The Children's Theater situation, in which it does not seem as if policies and procedures regarding the flow of goods and funds between the City and the Friends, specifically around costume sales, and possibly (I don't fully have a grasp of how these were funded) around the use and reimbursement of funds for program trips of participating youth and City staff, were clearly defined such that all stakeholders are in agreement. It is time to dust off and examine any existing agreements and policies with outside groups, and where lacking or where they might be improved, make needed changes and insure a viable template exists for use across all "Friends" organizations. The lack of proper financial controls within the city relative to the Children's Theatre staff is a separate matter, but if policy and procedures had been clear and properly implemented internally with staff, and externally with the Friends group, the Children's Theatre investigation would likely never have taken place.


Posted by Carl King, a resident of Duveneck/St. Francis
on Jun 16, 2008 at 6:58 pm

Sunshine is good, and is a positive step on the path forward. Rather than scaring off "Friends" volunteers, it should be encouraging that a sound framework is in place to avoid being drawn into any future financial scandals and conflicts of interest. As we depend more on Friends groups, we need clarity of policy. For example, we have had soccer groups give money to fields maintenance. We need to be clear about what, if any, benefits that group should receive over other user groups who have not contributed.
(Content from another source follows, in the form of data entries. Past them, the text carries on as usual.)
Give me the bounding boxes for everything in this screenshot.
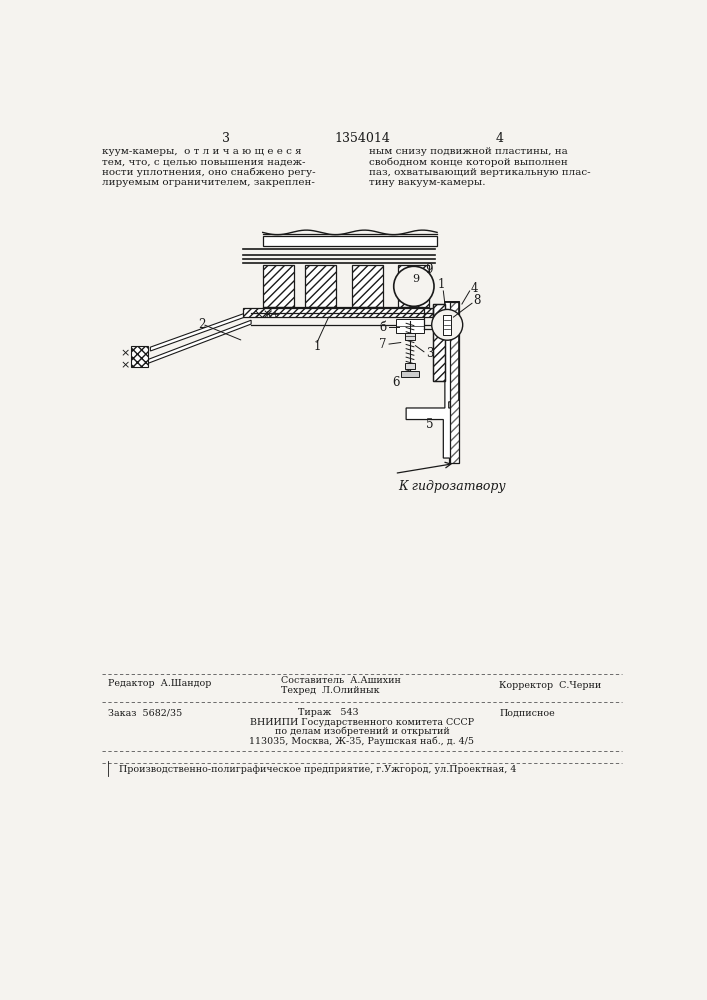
Text: К гидрозатвору: К гидрозатвору bbox=[398, 480, 506, 493]
Text: по делам изобретений и открытий: по делам изобретений и открытий bbox=[274, 727, 450, 736]
Bar bbox=[398, 265, 429, 307]
Circle shape bbox=[432, 309, 462, 340]
Polygon shape bbox=[406, 302, 459, 463]
Text: Подписное: Подписное bbox=[499, 708, 555, 717]
Text: ным снизу подвижной пластины, на: ным снизу подвижной пластины, на bbox=[369, 147, 568, 156]
Text: ×: × bbox=[120, 349, 129, 359]
Text: паз, охватывающий вертикальную плас-: паз, охватывающий вертикальную плас- bbox=[369, 168, 590, 177]
Circle shape bbox=[394, 266, 434, 306]
Text: 3: 3 bbox=[221, 132, 230, 145]
Text: +: + bbox=[263, 310, 270, 319]
Text: б: б bbox=[380, 321, 387, 334]
Bar bbox=[131, 346, 148, 367]
Text: 1: 1 bbox=[313, 340, 321, 353]
Text: куум-камеры,  о т л и ч а ю щ е е с я: куум-камеры, о т л и ч а ю щ е е с я bbox=[103, 147, 302, 156]
Bar bbox=[405, 363, 414, 369]
Text: лируемым ограничителем, закреплен-: лируемым ограничителем, закреплен- bbox=[103, 178, 315, 187]
Bar bbox=[401, 371, 419, 377]
Text: 1354014: 1354014 bbox=[334, 132, 390, 145]
Bar bbox=[305, 265, 337, 307]
Text: 7: 7 bbox=[379, 338, 387, 351]
Text: Заказ  5682/35: Заказ 5682/35 bbox=[107, 708, 182, 717]
Text: 2: 2 bbox=[199, 318, 206, 331]
Bar bbox=[352, 265, 383, 307]
Bar bbox=[396, 319, 424, 333]
Bar bbox=[433, 304, 445, 381]
Text: Тираж   543: Тираж 543 bbox=[298, 708, 358, 717]
Text: свободном конце которой выполнен: свободном конце которой выполнен bbox=[369, 157, 568, 167]
Polygon shape bbox=[148, 320, 251, 363]
Bar bbox=[450, 302, 459, 463]
Text: тем, что, с целью повышения надеж-: тем, что, с целью повышения надеж- bbox=[103, 157, 306, 166]
Text: 1: 1 bbox=[438, 278, 445, 291]
Text: ×: × bbox=[120, 360, 129, 370]
Text: ности уплотнения, оно снабжено регу-: ности уплотнения, оно снабжено регу- bbox=[103, 168, 316, 177]
Polygon shape bbox=[151, 311, 251, 351]
Bar bbox=[263, 235, 437, 246]
Text: Производственно-полиграфическое предприятие, г.Ужгород, ул.Проектная, 4: Производственно-полиграфическое предприя… bbox=[119, 765, 517, 774]
Text: Составитель  А.Ашихин: Составитель А.Ашихин bbox=[281, 676, 400, 685]
Text: 9: 9 bbox=[413, 274, 420, 284]
Text: 4: 4 bbox=[471, 282, 478, 295]
Bar bbox=[263, 265, 293, 307]
Bar bbox=[450, 302, 459, 463]
Text: 4: 4 bbox=[495, 132, 503, 145]
Text: 9: 9 bbox=[426, 263, 433, 276]
Text: Техред  Л.Олийнык: Техред Л.Олийнык bbox=[281, 686, 379, 695]
Bar bbox=[243, 308, 433, 317]
Text: 8: 8 bbox=[473, 294, 480, 307]
Bar bbox=[404, 333, 416, 340]
Text: +: + bbox=[271, 310, 278, 319]
Text: 3: 3 bbox=[426, 347, 433, 360]
Text: 5: 5 bbox=[426, 418, 433, 431]
Text: Корректор  С.Черни: Корректор С.Черни bbox=[499, 681, 602, 690]
Bar bbox=[433, 304, 445, 381]
Text: Редактор  А.Шандор: Редактор А.Шандор bbox=[107, 679, 211, 688]
Bar bbox=[443, 315, 451, 335]
Text: 113035, Москва, Ж-35, Раушская наб., д. 4/5: 113035, Москва, Ж-35, Раушская наб., д. … bbox=[250, 736, 474, 746]
Text: 6: 6 bbox=[392, 376, 399, 389]
Text: ВНИИПИ Государственного комитета СССР: ВНИИПИ Государственного комитета СССР bbox=[250, 718, 474, 727]
Text: тину вакуум-камеры.: тину вакуум-камеры. bbox=[369, 178, 486, 187]
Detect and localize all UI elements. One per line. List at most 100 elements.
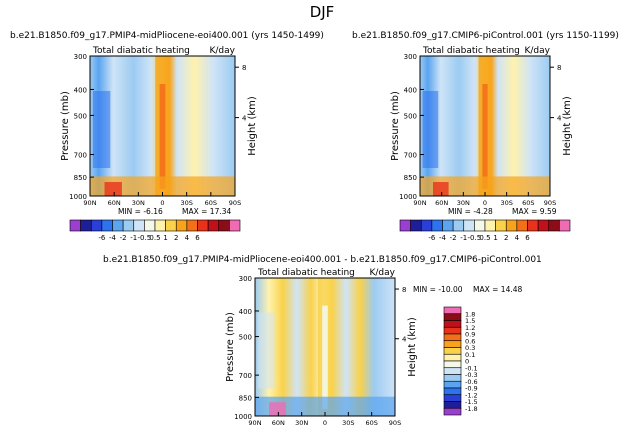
field-label: Total diabatic heating <box>422 46 520 56</box>
y-axis-label: Pressure (mb) <box>60 91 71 161</box>
min-value: MIN = -4.28 <box>448 207 493 216</box>
colorbar-label: -1.2 <box>465 391 478 399</box>
height-tick-label: 8 <box>402 286 406 294</box>
panel-2: b.e21.B1850.f09_g17.CMIP6-piControl.001 … <box>352 31 619 216</box>
colorbar-swatch <box>484 219 496 232</box>
units-label: K/day <box>370 268 396 278</box>
colorbar-swatch <box>443 326 462 335</box>
boundary-layer-band <box>90 176 235 196</box>
colorbar-label: 1 <box>493 234 497 242</box>
figure-title: DJF <box>310 3 335 21</box>
x-tick-label: 60S <box>365 419 377 427</box>
y-axis-label: Pressure (mb) <box>225 312 236 382</box>
x-tick-label: 90N <box>413 199 426 207</box>
colorbar-label: 0.6 <box>465 337 475 345</box>
colorbar-swatch <box>495 219 507 232</box>
min-value: MIN = -10.00 <box>413 285 463 294</box>
colorbar-swatch <box>443 374 462 382</box>
x-tick-label: 90N <box>248 419 261 427</box>
y-tick-label: 700 <box>74 152 87 160</box>
panel-2-title: b.e21.B1850.f09_g17.CMIP6-piControl.001 … <box>352 31 619 41</box>
colorbar-label: 0 <box>465 358 469 366</box>
x-tick-label: 90N <box>83 199 96 207</box>
colorbar-swatch <box>537 219 550 232</box>
x-tick-label: 90S <box>544 199 556 207</box>
y-tick-label: 400 <box>404 86 417 94</box>
colorbar-label: 4 <box>515 234 520 242</box>
colorbar-label: -6 <box>428 234 436 242</box>
x-tick-label: 0 <box>160 199 164 207</box>
colorbar-swatch <box>101 219 113 232</box>
y-axis-label: Pressure (mb) <box>390 91 401 161</box>
x-tick-label: 0 <box>483 199 487 207</box>
colorbar-swatch <box>443 320 462 328</box>
colorbar-swatch <box>443 333 462 342</box>
colorbar-label: 1.5 <box>465 317 475 325</box>
colorbar-swatch <box>112 219 124 232</box>
y-tick-label: 400 <box>74 86 87 94</box>
colorbar-swatch <box>443 407 462 416</box>
colorbar-swatch <box>443 306 462 315</box>
colorbar-swatch <box>133 219 145 232</box>
y-tick-label: 300 <box>74 53 87 61</box>
panel-3-title: b.e21.B1850.f09_g17.PMIP4-midPliocene-eo… <box>103 255 542 265</box>
x-tick-label: 30S <box>342 419 354 427</box>
colorbar-label: 6 <box>525 234 530 242</box>
colorbar-swatch <box>229 219 241 232</box>
colorbar-swatch <box>69 219 81 232</box>
boundary-layer-band <box>420 176 550 196</box>
colorbar-swatch <box>452 219 465 232</box>
colorbar-swatch <box>443 401 462 409</box>
colorbar-swatch <box>186 219 198 232</box>
field-label: Total diabatic heating <box>92 46 190 56</box>
colorbar-label: 6 <box>195 234 200 242</box>
colorbar-swatch <box>420 219 433 232</box>
colorbar-label: -1 <box>130 234 137 242</box>
colorbar-swatch <box>442 219 454 232</box>
surface-maximum <box>269 402 286 416</box>
max-value: MAX = 14.48 <box>473 285 522 294</box>
colorbar-label: 1 <box>163 234 167 242</box>
x-tick-label: 30S <box>180 199 192 207</box>
colorbar-swatch <box>197 219 209 232</box>
colorbar-label: -0.1 <box>465 364 478 372</box>
colorbar-label: 0.5 <box>479 234 490 242</box>
y-tick-label: 400 <box>239 308 252 316</box>
high-latitude-cooling <box>422 91 439 168</box>
x-tick-label: 30N <box>295 419 308 427</box>
colorbar-label: 0.1 <box>465 351 475 359</box>
colorbar-swatch <box>548 219 560 232</box>
height-tick-label: 4 <box>557 115 562 123</box>
units-label: K/day <box>210 46 236 56</box>
colorbar-label: 0.3 <box>465 344 475 352</box>
colorbar-swatch <box>80 219 92 232</box>
surface-maximum <box>104 182 122 196</box>
min-value: MIN = -6.16 <box>118 207 163 216</box>
colorbar-swatch <box>559 219 571 232</box>
colorbar-label: 1.8 <box>465 310 475 318</box>
equatorial-core <box>322 305 328 410</box>
height-axis-label: Height (km) <box>407 317 418 377</box>
height-axis-label: Height (km) <box>562 96 573 156</box>
colorbar-label: -2 <box>120 234 127 242</box>
colorbar-swatch <box>443 340 462 348</box>
colorbar-label: 4 <box>185 234 190 242</box>
x-tick-label: 60N <box>272 419 285 427</box>
colorbar-swatch <box>154 219 166 232</box>
colorbar-swatch <box>443 353 462 362</box>
y-tick-label: 1000 <box>69 193 87 201</box>
colorbar-label: -0.9 <box>465 385 478 393</box>
y-tick-label: 1000 <box>234 413 252 421</box>
colorbar-label: 0.9 <box>465 331 475 339</box>
height-axis-label: Height (km) <box>247 96 258 156</box>
colorbar-swatch <box>527 219 539 232</box>
max-value: MAX = 9.59 <box>512 207 557 216</box>
colorbar-swatch <box>431 219 443 232</box>
colorbar-swatch <box>165 219 177 232</box>
colorbar-swatch <box>443 394 462 402</box>
x-tick-label: 30S <box>500 199 512 207</box>
x-tick-label: 60N <box>108 199 121 207</box>
y-tick-label: 300 <box>239 275 252 283</box>
colorbar-label: -1.5 <box>465 398 478 406</box>
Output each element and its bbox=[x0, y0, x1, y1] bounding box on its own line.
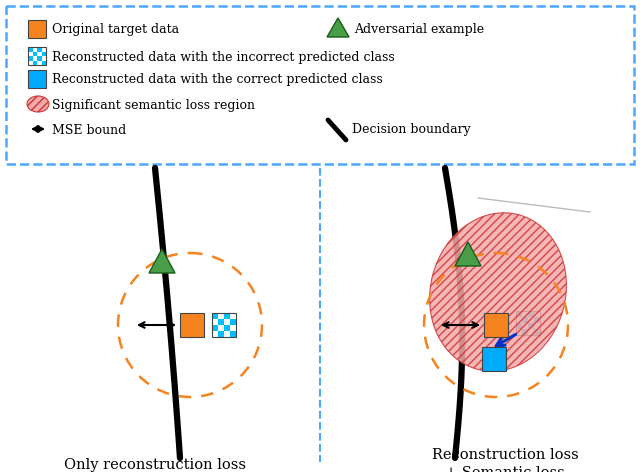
Bar bbox=[212, 313, 218, 319]
FancyBboxPatch shape bbox=[484, 313, 508, 337]
Text: Reconstructed data with the incorrect predicted class: Reconstructed data with the incorrect pr… bbox=[52, 51, 395, 64]
Bar bbox=[28, 47, 33, 51]
Bar bbox=[522, 317, 528, 323]
Bar bbox=[230, 331, 236, 337]
Bar bbox=[218, 313, 224, 319]
Bar bbox=[33, 51, 37, 56]
Polygon shape bbox=[149, 249, 175, 273]
Bar bbox=[516, 329, 522, 335]
Text: Decision boundary: Decision boundary bbox=[352, 124, 471, 136]
Bar bbox=[534, 311, 540, 317]
Bar bbox=[33, 56, 37, 60]
Bar bbox=[37, 51, 42, 56]
Bar bbox=[212, 331, 218, 337]
Bar bbox=[218, 331, 224, 337]
Bar bbox=[528, 323, 534, 329]
Bar bbox=[230, 319, 236, 325]
Bar bbox=[212, 319, 218, 325]
Bar bbox=[42, 60, 46, 65]
FancyBboxPatch shape bbox=[180, 313, 204, 337]
Text: MSE bound: MSE bound bbox=[52, 124, 126, 136]
Bar bbox=[516, 317, 522, 323]
Bar bbox=[230, 313, 236, 319]
Bar bbox=[224, 325, 230, 331]
Text: Original target data: Original target data bbox=[52, 24, 179, 36]
Bar bbox=[528, 317, 534, 323]
Bar bbox=[42, 56, 46, 60]
Bar bbox=[224, 313, 230, 319]
Bar bbox=[528, 311, 534, 317]
FancyBboxPatch shape bbox=[28, 20, 46, 38]
Bar bbox=[42, 51, 46, 56]
Bar bbox=[37, 60, 42, 65]
Text: Significant semantic loss region: Significant semantic loss region bbox=[52, 99, 255, 111]
Bar bbox=[516, 311, 522, 317]
Bar bbox=[42, 47, 46, 51]
Bar bbox=[33, 60, 37, 65]
Bar bbox=[224, 319, 230, 325]
Polygon shape bbox=[327, 18, 349, 37]
FancyBboxPatch shape bbox=[6, 6, 634, 164]
Bar bbox=[218, 325, 224, 331]
Bar bbox=[522, 311, 528, 317]
Bar bbox=[212, 325, 218, 331]
Ellipse shape bbox=[429, 213, 566, 371]
Bar bbox=[33, 47, 37, 51]
Bar bbox=[522, 323, 528, 329]
FancyBboxPatch shape bbox=[28, 70, 46, 88]
Text: Reconstruction loss
+ Semantic loss: Reconstruction loss + Semantic loss bbox=[431, 448, 579, 472]
Bar bbox=[28, 60, 33, 65]
Ellipse shape bbox=[27, 96, 49, 112]
Bar bbox=[534, 329, 540, 335]
FancyBboxPatch shape bbox=[482, 347, 506, 371]
Polygon shape bbox=[455, 242, 481, 266]
Bar bbox=[28, 47, 46, 65]
Bar bbox=[212, 313, 236, 337]
Bar bbox=[516, 311, 540, 335]
Text: Only reconstruction loss: Only reconstruction loss bbox=[64, 458, 246, 472]
Text: Adversarial example: Adversarial example bbox=[354, 24, 484, 36]
Bar bbox=[528, 329, 534, 335]
Bar bbox=[534, 317, 540, 323]
Bar bbox=[37, 56, 42, 60]
Bar bbox=[28, 51, 33, 56]
Bar bbox=[516, 323, 522, 329]
Bar bbox=[534, 323, 540, 329]
Bar bbox=[522, 329, 528, 335]
Bar bbox=[224, 331, 230, 337]
Bar bbox=[230, 325, 236, 331]
Bar bbox=[37, 47, 42, 51]
Text: Reconstructed data with the correct predicted class: Reconstructed data with the correct pred… bbox=[52, 74, 383, 86]
Bar bbox=[28, 56, 33, 60]
Bar bbox=[218, 319, 224, 325]
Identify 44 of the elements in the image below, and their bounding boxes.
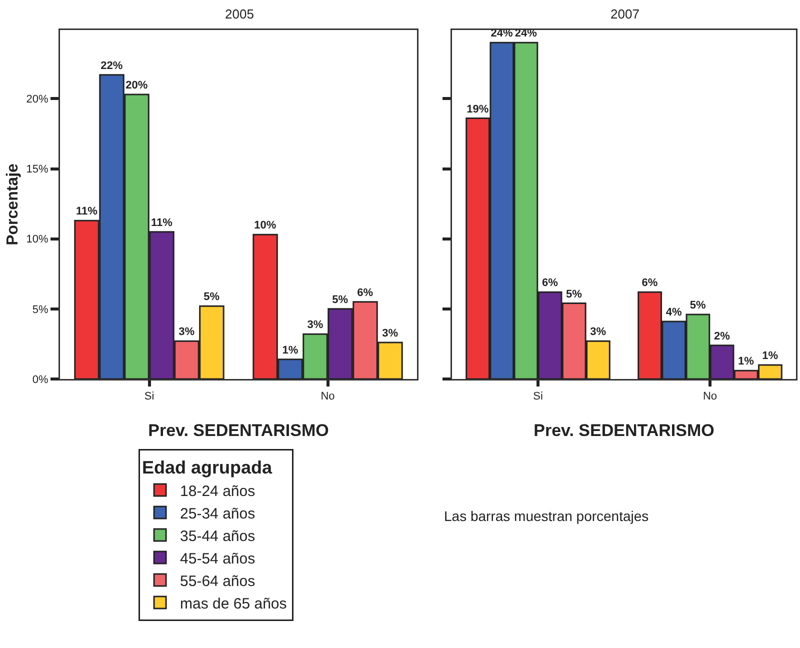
y-tick-label: 0%: [32, 374, 49, 386]
x-tick-label: No: [320, 390, 335, 403]
data-label: 3%: [382, 328, 398, 340]
legend-label: 18-24 años: [180, 482, 256, 500]
legend-label: 55-64 años: [180, 572, 256, 590]
data-label: 4%: [666, 306, 682, 319]
data-label: 5%: [566, 288, 582, 300]
data-label: 2%: [714, 330, 730, 342]
legend-label: mas de 65 años: [180, 595, 287, 612]
data-label: 3%: [178, 326, 195, 338]
data-label: 5%: [332, 294, 348, 306]
data-label: 11%: [150, 216, 173, 229]
data-label: 11%: [76, 206, 98, 218]
chart-title: 2005: [225, 6, 254, 22]
legend-title: Edad agrupada: [142, 458, 274, 478]
x-tick-label: No: [702, 390, 718, 403]
data-label: 5%: [204, 291, 220, 304]
data-label: 1%: [738, 356, 754, 368]
data-label: 3%: [590, 326, 606, 338]
chart-title: 2007: [610, 6, 640, 22]
data-label: 19%: [466, 103, 489, 116]
legend-label: 25-34 años: [180, 505, 256, 522]
data-label: 22%: [100, 60, 123, 72]
y-tick-label: 15%: [26, 164, 49, 176]
data-label: 5%: [690, 300, 706, 312]
x-tick-label: Si: [533, 390, 543, 403]
data-label: 1%: [282, 344, 298, 356]
y-tick-label: 20%: [26, 94, 49, 106]
data-label: 3%: [307, 319, 324, 332]
x-tick-label: Si: [144, 390, 154, 403]
data-label: 1%: [762, 350, 778, 362]
legend-label: 35-44 años: [180, 528, 256, 545]
data-label: 6%: [542, 277, 558, 290]
data-label: 6%: [642, 277, 658, 290]
x-axis-title: Prev. SEDENTARISMO: [148, 420, 329, 440]
y-tick-label: 10%: [26, 234, 49, 246]
text: Las barras muestran porcentajes: [444, 508, 649, 524]
data-label: 6%: [357, 286, 374, 299]
data-label: 20%: [126, 79, 148, 92]
y-tick-label: 5%: [32, 304, 49, 316]
x-axis-title: Prev. SEDENTARISMO: [534, 420, 714, 440]
data-label: 10%: [254, 220, 276, 232]
y-axis-title: Porcentaje: [4, 163, 22, 246]
legend-label: 45-54 años: [180, 550, 256, 568]
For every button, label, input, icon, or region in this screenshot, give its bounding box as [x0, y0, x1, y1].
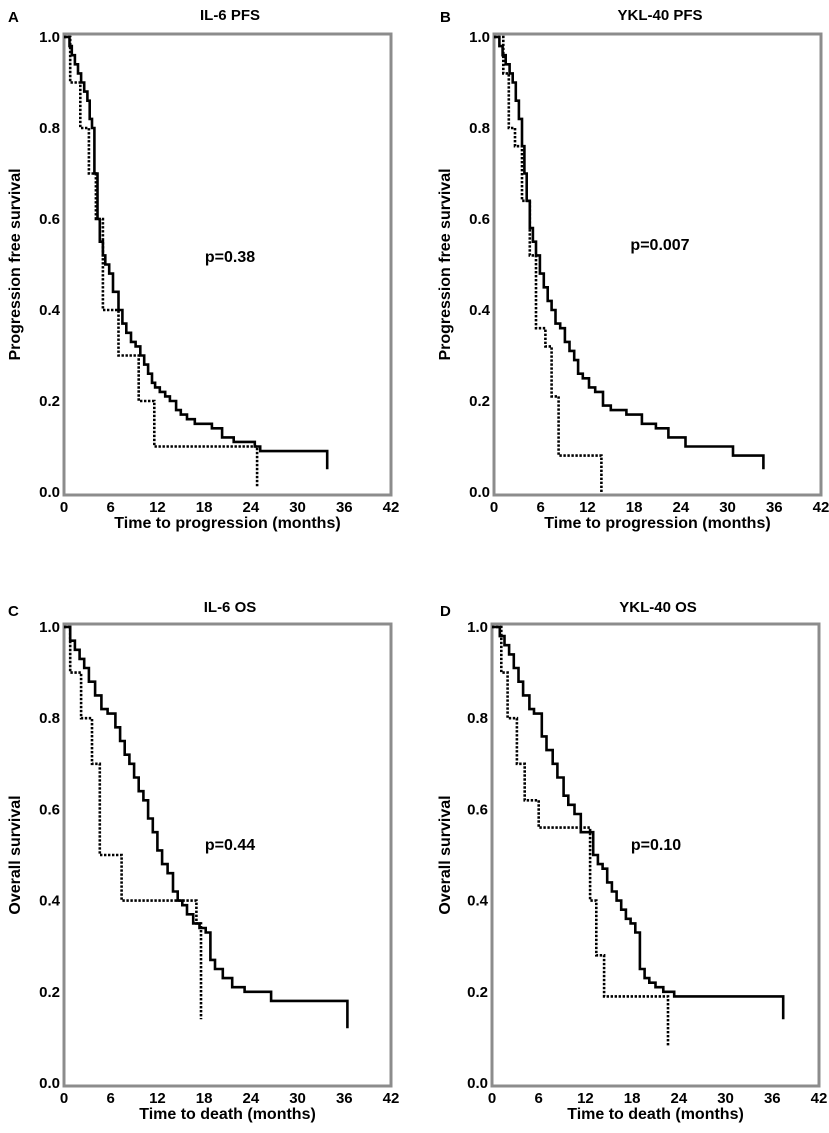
km-curve-dotted — [64, 625, 203, 1020]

The Children's Theater situation, in which it does not seem as if policies and procedures regarding the flow of goods and funds between the City and the Friends, specifically around costume sales, and possibly (I don't fully have a grasp of how these were funded) around the use and reimbursement of funds for program trips of participating youth and City staff, were clearly defined such that all stakeholders are in agreement. It is time to dust off and examine any existing agreements and policies with outside groups, and where lacking or where they might be improved, make needed changes and insure a viable template exists for use across all "Friends" organizations. The lack of proper financial controls within the city relative to the Children's Theatre staff is a separate matter, but if policy and procedures had been clear and properly implemented internally with staff, and externally with the Friends group, the Children's Theatre investigation would likely never have taken place.